Croire à ce que nous voyons, mène à confondre le reflet avec la source, le masque avec l'essence. Cette attitude nous fait errer dans un rêve tissé de jugements et d’attachements, où chaque chose paraît séparée, chaque être isolé, chaque événement figé. Pourtant, ce rêve peut se dissiper. Il suffit d’un basculement du regard — non pas vers l’extérieur, mais au plus profond de nous-mêmes.

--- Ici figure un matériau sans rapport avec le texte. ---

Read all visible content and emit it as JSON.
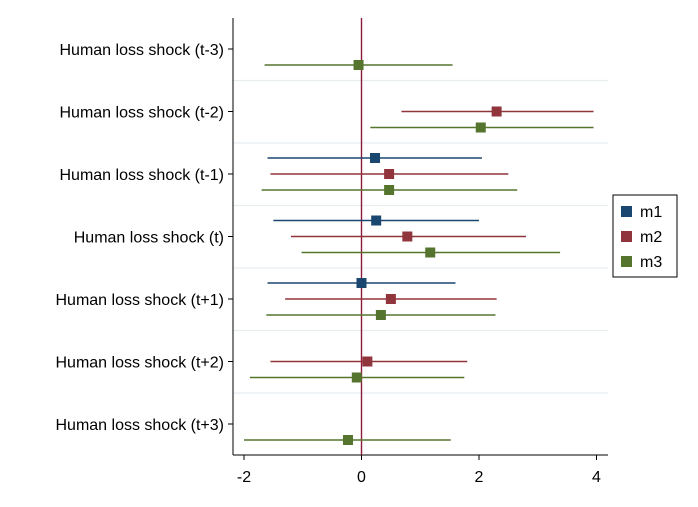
{
  "chart_data": {
    "type": "coefficient-plot",
    "title": "",
    "xlabel": "",
    "ylabel": "",
    "xlim": [
      -2.25,
      4.2
    ],
    "xticks": [
      -2,
      0,
      2,
      4
    ],
    "xtick_labels": [
      "-2",
      "0",
      "2",
      "4"
    ],
    "reference_line_x": 0,
    "reference_line_color": "#8b1a3a",
    "grid": "horizontal separators between groups",
    "legend_position": "right",
    "categories": [
      "Human loss shock (t-3)",
      "Human loss shock (t-2)",
      "Human loss shock (t-1)",
      "Human loss shock (t)",
      "Human loss shock (t+1)",
      "Human loss shock (t+2)",
      "Human loss shock (t+3)"
    ],
    "series": [
      {
        "name": "m1",
        "color": "#1a476f",
        "points": [
          null,
          null,
          {
            "est": 0.23,
            "lo": -1.6,
            "hi": 2.05
          },
          {
            "est": 0.25,
            "lo": -1.5,
            "hi": 2.0
          },
          {
            "est": 0.0,
            "lo": -1.6,
            "hi": 1.6
          },
          null,
          null
        ]
      },
      {
        "name": "m2",
        "color": "#90353b",
        "points": [
          null,
          {
            "est": 2.3,
            "lo": 0.68,
            "hi": 3.95
          },
          {
            "est": 0.47,
            "lo": -1.55,
            "hi": 2.5
          },
          {
            "est": 0.78,
            "lo": -1.2,
            "hi": 2.8
          },
          {
            "est": 0.5,
            "lo": -1.3,
            "hi": 2.3
          },
          {
            "est": 0.1,
            "lo": -1.55,
            "hi": 1.8
          },
          null
        ]
      },
      {
        "name": "m3",
        "color": "#55752f",
        "points": [
          {
            "est": -0.05,
            "lo": -1.65,
            "hi": 1.55
          },
          {
            "est": 2.03,
            "lo": 0.15,
            "hi": 3.95
          },
          {
            "est": 0.47,
            "lo": -1.7,
            "hi": 2.65
          },
          {
            "est": 1.17,
            "lo": -1.02,
            "hi": 3.38
          },
          {
            "est": 0.33,
            "lo": -1.62,
            "hi": 2.28
          },
          {
            "est": -0.08,
            "lo": -1.9,
            "hi": 1.75
          },
          {
            "est": -0.23,
            "lo": -2.0,
            "hi": 1.52
          }
        ]
      }
    ],
    "legend": [
      "m1",
      "m2",
      "m3"
    ]
  }
}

Lorsque nous cessons de donner crédit à ce que nous voyons, un espace s’ouvre, immense et silencieux. Il n’est pas un vide, mais une plénitude sans forme ni limite. La solidité apparente devient vibration pure, la distance une intimité vibrante. Le monde cesse d’être un objet à maîtriser ; il se mue en miroir vivant, en partenaire de danse dans le grand mouvement de l’être.
Dès lors, la vie ne se cherche plus dans les possessions, les projets ou les conquêtes. Elle se révèle dans l’instant brut, dans le souffle, dans le battement essentiel du cœur. La vie n’est pas à atteindre, elle est à reconnaître. Elle n’est pas ailleurs, elle est ici, voilée par nos interprétations, mais toujours présente, toujours offerte.
Voir sans croire, voilà regarder avec le cœur ouvert, sans attente ni défense. C'est accueillir le mystère sans chercher à le réduire, à le nommer. Vivre ainsi, c'est vivre sans voile, dans la nudité de l’instant, là où la conscience s’éveille et où l’être se souvient qu’il est la vie elle-même.